Created on 2022-03-15 by the reprex package (v2.0.1)

This is absolutely brilliant, thank you so much! I have been trying to work out a neat way of doing the for weeks... Very grateful.

The solution proposed by @andresrcs is quite complex. Here's my solution. It doesn't require any extra packages, pure R is enough. The code is much simpler, just take a look:

age <- c("00to17", "18to24", "25to34")
m01 <- c(145, 163, 159)
m02 <- c(174, 178, 208)
m03 <- c(483, 573, 578)
df <- data.frame(age, m01, m02, m03)

df

# regular expression to extract colnames of your interest:
my_cols <- grep(pattern = "^m", x = colnames(df), value = TRUE)

# collect all new data.frames as a list, to access them easily
lapply(my_cols, function(col) {
  df[, c("age", col)]  
})

Your solution doesn't seem to address the OP's request, can you elaborate on how this code is going to yield the requested output?

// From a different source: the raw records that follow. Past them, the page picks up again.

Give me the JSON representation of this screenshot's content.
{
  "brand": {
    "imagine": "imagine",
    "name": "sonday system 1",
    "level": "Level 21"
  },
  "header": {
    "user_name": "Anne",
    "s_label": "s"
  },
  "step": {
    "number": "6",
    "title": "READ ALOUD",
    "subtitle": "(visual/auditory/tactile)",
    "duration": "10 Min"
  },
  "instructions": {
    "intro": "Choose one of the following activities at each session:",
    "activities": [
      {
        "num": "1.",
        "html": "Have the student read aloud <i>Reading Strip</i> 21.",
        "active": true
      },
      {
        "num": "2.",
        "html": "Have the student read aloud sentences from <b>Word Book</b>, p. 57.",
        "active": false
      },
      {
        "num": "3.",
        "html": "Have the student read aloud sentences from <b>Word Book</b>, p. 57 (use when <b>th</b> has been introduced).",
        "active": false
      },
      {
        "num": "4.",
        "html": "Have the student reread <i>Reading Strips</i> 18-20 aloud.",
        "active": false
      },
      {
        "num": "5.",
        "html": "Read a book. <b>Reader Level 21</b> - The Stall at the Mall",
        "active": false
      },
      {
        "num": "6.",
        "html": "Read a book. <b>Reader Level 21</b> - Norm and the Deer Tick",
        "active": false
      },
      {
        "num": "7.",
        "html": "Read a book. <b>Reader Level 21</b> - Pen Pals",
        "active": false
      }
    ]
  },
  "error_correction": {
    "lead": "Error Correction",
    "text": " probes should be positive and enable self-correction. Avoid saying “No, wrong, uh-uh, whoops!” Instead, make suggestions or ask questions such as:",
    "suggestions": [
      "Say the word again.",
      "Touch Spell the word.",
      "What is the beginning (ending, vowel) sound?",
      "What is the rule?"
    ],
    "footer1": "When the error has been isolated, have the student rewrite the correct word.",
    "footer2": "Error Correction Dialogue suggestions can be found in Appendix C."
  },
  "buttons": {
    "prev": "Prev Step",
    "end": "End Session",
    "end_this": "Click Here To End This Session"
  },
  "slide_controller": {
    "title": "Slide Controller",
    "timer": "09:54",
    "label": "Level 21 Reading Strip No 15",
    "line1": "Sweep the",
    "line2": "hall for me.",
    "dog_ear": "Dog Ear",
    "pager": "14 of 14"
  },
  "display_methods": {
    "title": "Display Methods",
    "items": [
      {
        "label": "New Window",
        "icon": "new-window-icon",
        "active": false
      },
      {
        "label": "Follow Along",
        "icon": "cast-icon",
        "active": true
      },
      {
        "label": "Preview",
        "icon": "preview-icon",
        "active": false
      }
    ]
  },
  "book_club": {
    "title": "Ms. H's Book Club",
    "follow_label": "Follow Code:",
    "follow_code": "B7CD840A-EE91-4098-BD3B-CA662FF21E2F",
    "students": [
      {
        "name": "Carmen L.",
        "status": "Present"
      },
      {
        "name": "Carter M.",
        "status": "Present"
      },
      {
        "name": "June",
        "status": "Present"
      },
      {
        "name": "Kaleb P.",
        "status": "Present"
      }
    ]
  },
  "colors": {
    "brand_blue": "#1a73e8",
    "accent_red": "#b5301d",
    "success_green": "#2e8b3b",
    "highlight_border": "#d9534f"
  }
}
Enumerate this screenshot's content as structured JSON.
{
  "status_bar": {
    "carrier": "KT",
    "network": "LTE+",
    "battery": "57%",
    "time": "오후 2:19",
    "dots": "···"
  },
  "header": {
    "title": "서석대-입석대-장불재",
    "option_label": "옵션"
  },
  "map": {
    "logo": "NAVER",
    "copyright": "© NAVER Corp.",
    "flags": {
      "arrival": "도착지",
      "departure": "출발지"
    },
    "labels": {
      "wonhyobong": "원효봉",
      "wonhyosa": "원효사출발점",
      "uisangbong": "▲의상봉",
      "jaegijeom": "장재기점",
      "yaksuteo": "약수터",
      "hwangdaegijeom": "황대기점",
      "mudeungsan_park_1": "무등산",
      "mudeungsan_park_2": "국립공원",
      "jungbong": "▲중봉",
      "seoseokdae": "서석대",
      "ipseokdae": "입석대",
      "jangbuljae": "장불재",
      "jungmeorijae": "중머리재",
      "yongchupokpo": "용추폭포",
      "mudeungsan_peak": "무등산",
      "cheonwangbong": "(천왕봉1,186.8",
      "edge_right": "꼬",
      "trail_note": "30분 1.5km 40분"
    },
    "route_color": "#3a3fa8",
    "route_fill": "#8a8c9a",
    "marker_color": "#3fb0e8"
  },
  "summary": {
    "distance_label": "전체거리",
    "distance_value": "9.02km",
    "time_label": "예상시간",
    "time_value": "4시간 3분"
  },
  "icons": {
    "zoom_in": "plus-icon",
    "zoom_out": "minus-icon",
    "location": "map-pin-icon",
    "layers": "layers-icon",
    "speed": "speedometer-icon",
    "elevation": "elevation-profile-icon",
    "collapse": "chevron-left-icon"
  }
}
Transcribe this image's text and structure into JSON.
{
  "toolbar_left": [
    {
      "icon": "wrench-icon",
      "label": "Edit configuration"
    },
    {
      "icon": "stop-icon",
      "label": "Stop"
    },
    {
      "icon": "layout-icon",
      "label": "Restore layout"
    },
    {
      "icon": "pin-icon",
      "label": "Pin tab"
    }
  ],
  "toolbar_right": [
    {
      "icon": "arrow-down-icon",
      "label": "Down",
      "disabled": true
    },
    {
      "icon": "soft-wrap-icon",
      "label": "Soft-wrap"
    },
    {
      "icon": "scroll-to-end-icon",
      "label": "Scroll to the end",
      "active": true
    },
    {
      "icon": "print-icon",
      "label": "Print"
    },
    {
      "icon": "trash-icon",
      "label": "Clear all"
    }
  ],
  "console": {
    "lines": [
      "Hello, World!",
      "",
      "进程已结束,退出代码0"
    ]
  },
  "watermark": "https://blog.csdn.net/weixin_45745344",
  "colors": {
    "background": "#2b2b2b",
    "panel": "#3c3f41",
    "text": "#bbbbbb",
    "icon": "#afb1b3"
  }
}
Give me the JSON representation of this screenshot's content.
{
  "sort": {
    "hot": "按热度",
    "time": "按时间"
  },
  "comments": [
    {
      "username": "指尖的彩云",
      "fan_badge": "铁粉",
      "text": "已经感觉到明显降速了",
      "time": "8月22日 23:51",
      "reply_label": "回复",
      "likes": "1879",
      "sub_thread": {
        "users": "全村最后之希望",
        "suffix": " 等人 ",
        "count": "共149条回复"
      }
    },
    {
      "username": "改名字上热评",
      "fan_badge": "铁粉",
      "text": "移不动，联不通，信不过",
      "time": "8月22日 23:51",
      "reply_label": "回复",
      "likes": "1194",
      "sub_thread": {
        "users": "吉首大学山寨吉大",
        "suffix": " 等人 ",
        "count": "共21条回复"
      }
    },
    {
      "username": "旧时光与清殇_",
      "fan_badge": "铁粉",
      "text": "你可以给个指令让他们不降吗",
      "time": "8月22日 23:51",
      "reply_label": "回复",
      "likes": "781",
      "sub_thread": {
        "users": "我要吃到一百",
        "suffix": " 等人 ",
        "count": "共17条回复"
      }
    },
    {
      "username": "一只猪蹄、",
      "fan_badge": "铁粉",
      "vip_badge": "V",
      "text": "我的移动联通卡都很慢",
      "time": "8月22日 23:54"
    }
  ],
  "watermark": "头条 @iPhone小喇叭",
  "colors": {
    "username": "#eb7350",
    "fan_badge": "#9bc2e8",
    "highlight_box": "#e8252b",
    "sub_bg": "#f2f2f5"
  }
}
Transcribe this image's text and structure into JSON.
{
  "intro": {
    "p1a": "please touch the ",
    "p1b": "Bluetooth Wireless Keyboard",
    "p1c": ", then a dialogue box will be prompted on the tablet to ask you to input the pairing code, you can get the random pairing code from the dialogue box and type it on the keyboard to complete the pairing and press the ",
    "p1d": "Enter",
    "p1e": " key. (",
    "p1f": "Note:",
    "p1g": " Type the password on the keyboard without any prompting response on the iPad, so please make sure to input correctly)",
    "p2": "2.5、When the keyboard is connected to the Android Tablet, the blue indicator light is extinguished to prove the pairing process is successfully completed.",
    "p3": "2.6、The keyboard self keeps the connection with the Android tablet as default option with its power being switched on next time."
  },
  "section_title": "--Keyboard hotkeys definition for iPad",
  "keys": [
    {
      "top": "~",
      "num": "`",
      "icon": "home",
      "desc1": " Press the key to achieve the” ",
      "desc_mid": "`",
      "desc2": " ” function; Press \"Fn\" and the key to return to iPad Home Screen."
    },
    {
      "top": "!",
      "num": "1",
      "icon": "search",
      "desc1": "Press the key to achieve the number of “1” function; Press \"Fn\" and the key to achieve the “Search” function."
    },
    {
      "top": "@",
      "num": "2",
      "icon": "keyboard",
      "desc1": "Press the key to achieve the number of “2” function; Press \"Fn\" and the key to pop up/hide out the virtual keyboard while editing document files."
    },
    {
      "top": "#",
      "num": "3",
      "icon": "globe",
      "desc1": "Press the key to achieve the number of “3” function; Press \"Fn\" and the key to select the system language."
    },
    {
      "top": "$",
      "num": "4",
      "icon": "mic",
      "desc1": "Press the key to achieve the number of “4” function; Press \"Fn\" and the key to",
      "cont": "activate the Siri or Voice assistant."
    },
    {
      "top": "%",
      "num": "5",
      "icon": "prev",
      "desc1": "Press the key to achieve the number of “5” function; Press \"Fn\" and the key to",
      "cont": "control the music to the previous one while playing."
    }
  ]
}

Have in mind that the OP has clarified their request beyond what has been stated on the first post,so you would have to read the complete thread to have a complete sense of what is required.

Hehe, You're right @andresrcs :wink: It's really bad style of asking for help, by the way. The output is not clear at any point in this thread, but as we can see You managed to figure out what the author had in her mind. Point for You :slight_smile: